À côté de cela, les péripéties de l’aventure sont réelles, plutôt vraisemblables, divertissantes, et reprennent (c’est l’une de ses plus grandes forces) tout l’univers du jeu. Car de surcroît, les cinéastes savent qu’il faut exploiter le “lore” de l’univers. On va donc avoir du Mario Kart, mais aussi une séquence de combat entre Smash Bros et les vieux jeux Donkey Kong, et en même temps, plusieurs références à des plateformes filmées de côté.

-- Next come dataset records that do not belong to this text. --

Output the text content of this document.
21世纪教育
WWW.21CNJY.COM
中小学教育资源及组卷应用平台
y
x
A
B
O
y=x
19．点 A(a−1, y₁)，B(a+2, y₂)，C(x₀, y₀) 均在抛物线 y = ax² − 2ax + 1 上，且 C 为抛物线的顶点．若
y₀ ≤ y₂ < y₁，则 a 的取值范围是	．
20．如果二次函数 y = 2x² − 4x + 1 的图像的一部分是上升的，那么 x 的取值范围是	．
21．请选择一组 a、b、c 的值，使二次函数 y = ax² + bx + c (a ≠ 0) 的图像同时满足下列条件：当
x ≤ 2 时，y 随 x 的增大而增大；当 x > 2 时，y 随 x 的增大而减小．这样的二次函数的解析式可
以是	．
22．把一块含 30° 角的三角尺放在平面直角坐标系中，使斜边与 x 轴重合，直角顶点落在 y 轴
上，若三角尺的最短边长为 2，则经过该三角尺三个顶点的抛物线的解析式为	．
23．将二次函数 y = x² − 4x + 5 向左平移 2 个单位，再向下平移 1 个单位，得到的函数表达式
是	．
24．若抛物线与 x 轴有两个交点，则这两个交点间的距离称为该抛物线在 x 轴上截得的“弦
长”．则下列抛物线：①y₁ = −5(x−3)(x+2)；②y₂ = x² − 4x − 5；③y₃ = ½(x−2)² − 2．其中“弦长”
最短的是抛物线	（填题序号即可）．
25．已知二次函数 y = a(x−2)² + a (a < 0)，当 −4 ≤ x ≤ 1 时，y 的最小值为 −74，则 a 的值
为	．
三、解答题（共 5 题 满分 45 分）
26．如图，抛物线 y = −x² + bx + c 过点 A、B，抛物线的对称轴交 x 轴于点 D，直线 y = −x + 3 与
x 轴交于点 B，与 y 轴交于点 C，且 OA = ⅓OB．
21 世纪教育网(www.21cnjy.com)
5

Le tout, enrobé dans de vraies références plus pointues. Pointues, on s’entend. Mais cela va d’un rapide passage sur la Yoshi’s Island à la sonnerie d’un portable semblable à celle de la musique du démarrage de la GameCube, en passant par une réorchestration complète de toute la musique des jeux. Le tout, en respectant l’univers crée : les fleurs qui donnent le pouvoir de feu sont de réelles fleurs dans des champs, par exemple.
Un jeu vraiment écrit, qui comprend vraiment son matériau de base.
L’animation, la vraie bonne idée ?
En fait, tout ceci semble logique. Mais la réalité derrière cette réussite tient sans doute ailleurs… Ce qui fait que le jeu est réussi est qu’il est animé, tout simplement.
Car avec ce même scénario, ce même univers, cette même écriture, mais en adaptation live action, le film aurait-il été aussi bon ? Vraisemblablement, non. L’univers est trop marqué visuellement, cartoonesque, et est trop fou pour fonctionner en prise de vue réelle — encore une fois, on adore celui de 1993, mais parce qu’il ancre sa mythologie dans le réel.
Au contraire, l’animation permet la liberté de mouvement, de caméra, de graphisme, de reprendre l’identité visuelle des jeux, et s’amuser avec — les séquences de Bowser au piano, par exemple. Comparer la séquence Mario Kart de 1993 à celle de 2023 est flagrant et montre l’utilité de l’animation pour ce genre de titre. Surtout qu’il faut reconnaître qu’Illumination a fait un travail monstrueux, et le film est sublime.
Attention, on ne dit pas que le film est parfait : certains dialogues ou arcs sont clichés, l’arrivée de Mario dans la quête de Peach est un peu simpliste, le film s’adresse plus au moins de 12 qu’aux adultes. Mais on n’a tellement pas boudé notre plaisir, et l’adaptation est tellement réussie dans un paysage de ratage industriel, que Mario sort du lot, et de loin.